Keputusan Amerika Serikat yang melakukan standar ganda ini bisa kita telusuri lebih jauh karena pihak AS masih mempunyai agenda yang belum tuntas dalam melakukan agresi terhadap negara-negara yang menentang terhadap setiap kebijakan Amerika Serikat. Negara yang menentang kebijakan AS selama ini adalah Iran, Syiria, dan beberapa negara di Amerika Latin.

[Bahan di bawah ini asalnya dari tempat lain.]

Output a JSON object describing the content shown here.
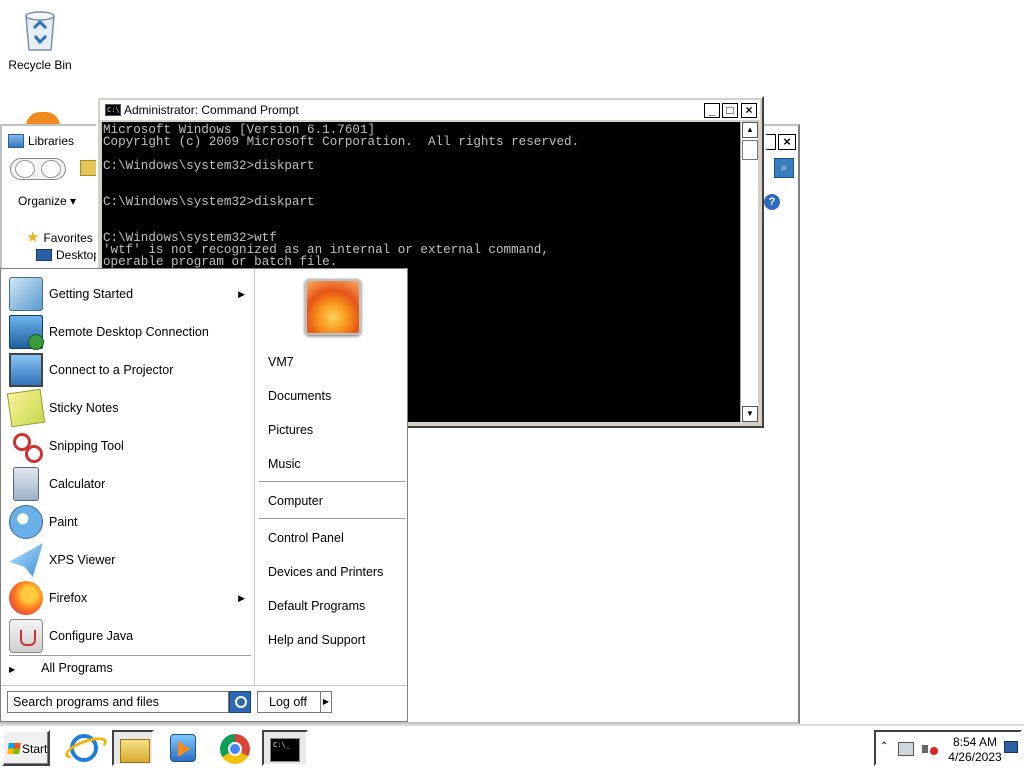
{
  "desktop": {
    "recycle_bin_label": "Recycle Bin"
  },
  "explorer": {
    "title": "Libraries",
    "organize_label": "Organize",
    "favorites_label": "Favorites",
    "desktop_item_label": "Desktop"
  },
  "cmd": {
    "title": "Administrator: Command Prompt",
    "lines": [
      "Microsoft Windows [Version 6.1.7601]",
      "Copyright (c) 2009 Microsoft Corporation.  All rights reserved.",
      "",
      "C:\\Windows\\system32>diskpart",
      "",
      "",
      "C:\\Windows\\system32>diskpart",
      "",
      "",
      "C:\\Windows\\system32>wtf",
      "'wtf' is not recognized as an internal or external command,",
      "operable program or batch file."
    ]
  },
  "start_menu": {
    "programs": [
      {
        "label": "Getting Started",
        "icon": "getting-started-icon",
        "has_submenu": true
      },
      {
        "label": "Remote Desktop Connection",
        "icon": "remote-desktop-icon",
        "has_submenu": false
      },
      {
        "label": "Connect to a Projector",
        "icon": "projector-icon",
        "has_submenu": false
      },
      {
        "label": "Sticky Notes",
        "icon": "sticky-notes-icon",
        "has_submenu": false
      },
      {
        "label": "Snipping Tool",
        "icon": "snipping-tool-icon",
        "has_submenu": false
      },
      {
        "label": "Calculator",
        "icon": "calculator-icon",
        "has_submenu": false
      },
      {
        "label": "Paint",
        "icon": "paint-icon",
        "has_submenu": false
      },
      {
        "label": "XPS Viewer",
        "icon": "xps-viewer-icon",
        "has_submenu": false
      },
      {
        "label": "Firefox",
        "icon": "firefox-icon",
        "has_submenu": true
      },
      {
        "label": "Configure Java",
        "icon": "java-icon",
        "has_submenu": false
      }
    ],
    "all_programs_label": "All Programs",
    "search_placeholder": "Search programs and files",
    "right_items": {
      "user": "VM7",
      "documents": "Documents",
      "pictures": "Pictures",
      "music": "Music",
      "computer": "Computer",
      "control_panel": "Control Panel",
      "devices_printers": "Devices and Printers",
      "default_programs": "Default Programs",
      "help_support": "Help and Support"
    },
    "log_off_label": "Log off"
  },
  "taskbar": {
    "start_label": "Start",
    "pinned": [
      "internet-explorer-icon",
      "windows-explorer-icon",
      "media-player-icon",
      "chrome-icon",
      "command-prompt-icon"
    ],
    "time": "8:54 AM",
    "date": "4/26/2023"
  }
}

Amerika Serikat di bawah kepemimpinan George W. Bush setidak-tidaknya telah melakukan agresi dengan kedok perang antiteror (war on terrorism) terhadap Afghanistan (2002) dan Irak (2003).

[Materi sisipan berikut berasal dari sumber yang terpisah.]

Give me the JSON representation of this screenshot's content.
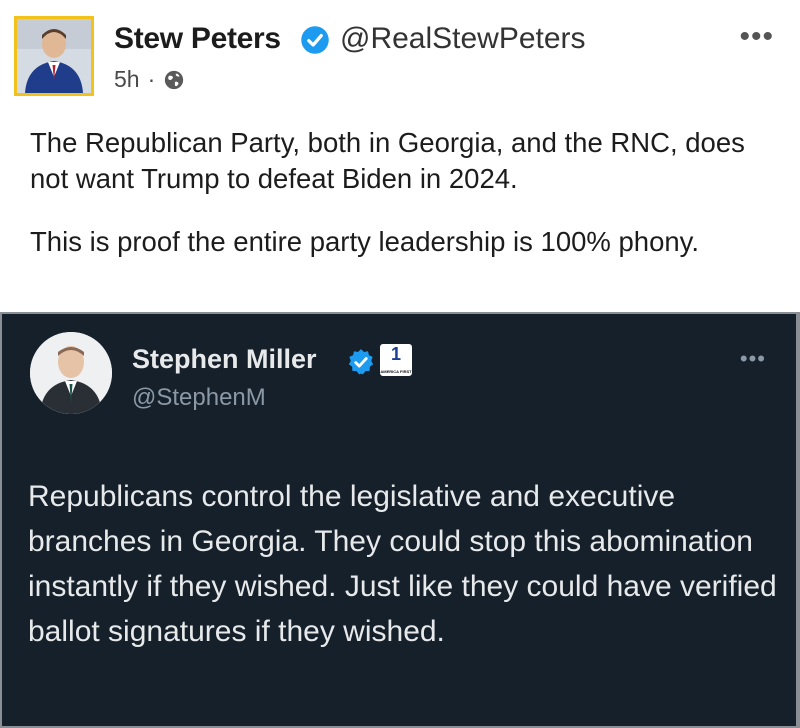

Perang antiteror yang didendangkan oleh AS telah memakan ribuan korban sipil di dua negara, yakni Afghanistan dan Irak. Di dua negara tersebut telah merasakan ganasanya bom tandan yang digunakan oleh AS. Banyak korban cacat dan mati secara mengenaskan karena dahsayatnya kekuatan bom tandan. Selain itu, kenyataan yang lebih miris adalah ketika bom tandan yang melesak dalam tanah akan menjadi ranjau dan sewaktu-waktu akan membawa korban warga sipil tak berdosa.

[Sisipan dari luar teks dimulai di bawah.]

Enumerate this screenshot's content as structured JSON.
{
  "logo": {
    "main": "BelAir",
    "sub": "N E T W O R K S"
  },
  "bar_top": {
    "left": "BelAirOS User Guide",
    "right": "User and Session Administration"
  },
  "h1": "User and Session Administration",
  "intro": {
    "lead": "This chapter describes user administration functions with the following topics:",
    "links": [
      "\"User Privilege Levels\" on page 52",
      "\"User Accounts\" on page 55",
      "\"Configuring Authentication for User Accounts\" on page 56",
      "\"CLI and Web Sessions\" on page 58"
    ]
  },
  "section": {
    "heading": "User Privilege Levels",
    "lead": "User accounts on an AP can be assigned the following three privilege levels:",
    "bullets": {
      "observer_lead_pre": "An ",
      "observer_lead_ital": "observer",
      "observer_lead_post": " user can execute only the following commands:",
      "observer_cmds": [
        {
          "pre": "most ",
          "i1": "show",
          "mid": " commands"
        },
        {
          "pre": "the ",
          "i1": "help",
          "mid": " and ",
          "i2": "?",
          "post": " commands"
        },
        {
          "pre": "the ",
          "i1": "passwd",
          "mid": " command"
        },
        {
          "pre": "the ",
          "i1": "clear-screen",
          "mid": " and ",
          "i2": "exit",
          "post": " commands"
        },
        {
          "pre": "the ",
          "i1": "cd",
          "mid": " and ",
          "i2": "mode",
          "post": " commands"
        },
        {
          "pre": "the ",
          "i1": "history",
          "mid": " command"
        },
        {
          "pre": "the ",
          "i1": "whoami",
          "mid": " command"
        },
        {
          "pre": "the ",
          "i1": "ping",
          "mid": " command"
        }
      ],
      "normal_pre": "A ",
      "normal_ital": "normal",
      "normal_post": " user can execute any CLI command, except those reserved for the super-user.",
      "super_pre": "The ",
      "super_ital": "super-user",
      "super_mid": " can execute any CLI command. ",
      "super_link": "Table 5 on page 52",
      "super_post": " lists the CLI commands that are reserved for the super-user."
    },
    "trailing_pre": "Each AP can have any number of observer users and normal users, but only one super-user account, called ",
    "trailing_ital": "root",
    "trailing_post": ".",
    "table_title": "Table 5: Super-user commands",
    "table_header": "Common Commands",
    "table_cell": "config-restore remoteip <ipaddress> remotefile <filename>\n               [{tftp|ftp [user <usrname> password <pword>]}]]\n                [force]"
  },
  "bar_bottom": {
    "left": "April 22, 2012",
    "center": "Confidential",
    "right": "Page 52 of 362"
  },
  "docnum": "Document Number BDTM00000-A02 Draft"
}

Standar ganda AS tidak hanya dilakukan terhadap kesepakatan Dublin saja, tetapi juga terhadap Prokol Kyoto. Amerika Serikat adalah salah satu penyumbang terbesar gas karbondioksida (CO2) yang mengakibatkan terjadinya pemanasan global dan perubahan iklim dunia. Pemanasan global yang diikuti dengan perubahan iklim akan meyebabkan mencairnya es di kutub, banjir di belahan dunia, kekeringan, dan gagal panen.
Posisi Amerika Serikat yang sangat strategis dalam mengurangi pemanasan global dan perubahan iklim dunia tentunya banyak ditunggu oleh negara-negara dunia internasional. Dalam forum-forum internasional, AS selalu menekankan pentingnya pengurangan emisi karbondioksida dunia dan memaksa negara lain untuk taat terhadap pengurangan karbondioksida, tetapi Amerika Serikat sendiri tidak meratifikasi Protokol Kyoto. AS hanya menandatangani Protokol Kyoto pada tahun 1998 dan keluar pada tahun 2001. Amerika Serikat hanya berjanji akan mengurangi gas emisi CO2-nya itu pun hanya tertulis di pembukaan naskah hasil CoP ke-13 yang digelar di Bali, 2007.
Kerugian AS
Ada beberapa alasan atau kerugian pihak Amerika Serikat ketika menandatangi dan meratifikasi kesepakatan Dublin dan Protokol Kyoto. Kerugian pemerintah Amerika Serikat ketika menandatangi kesepakatan Dublin adalah pihak AS akan kehilangan ribuan ton bom tandanya yang ditempatkan (disimpan) di pangkalan-pangkalan militernya. Selain itu, kewajiban kesepakatan dublin yang melarang menggunakan, memproduksi, dan mengirim bom tandan akan berlawanan dengan misi luar negeri pemerintah AS yang sangat menyukai peperangan daripada misi damai.
Sementara ketika pemerintah Amerika Serikat meratifikasi Protokol Kyoto maka ada beberapa kerugian mendasar yang akan diterima oleh AS. Kerugian-kerugian tersebut adalah rusaknya peta transportasi AS, membengkaknya biaya pelaksanaan Protokol kyoto yang mencapai 300 milyar dolar amerika serikat, dan akan mengurangi tingkat kompitisi perusahaan-perusahaan Amerika Serikat.
Kerugian-kerugian tersebut itulah yang menyebabkan pihak pemerintah Amerika Serikat menerapkan standar ganda (double standar) di kesepakatan Dublin dan Protokol Kyoto. Dengan menghindari kedua perjanjian internasional tersebut, maka pihak Amerika Serikat mengharapkan munculnya banyak keuntungan baik ekonomi, politis, maupun militer.
[1] Staf Pengajar dan Peneliti di Jurusan Ilmu Hubungan Internasional Fisipol Universitas Gadjah Mada (UGM) Jogjakarta.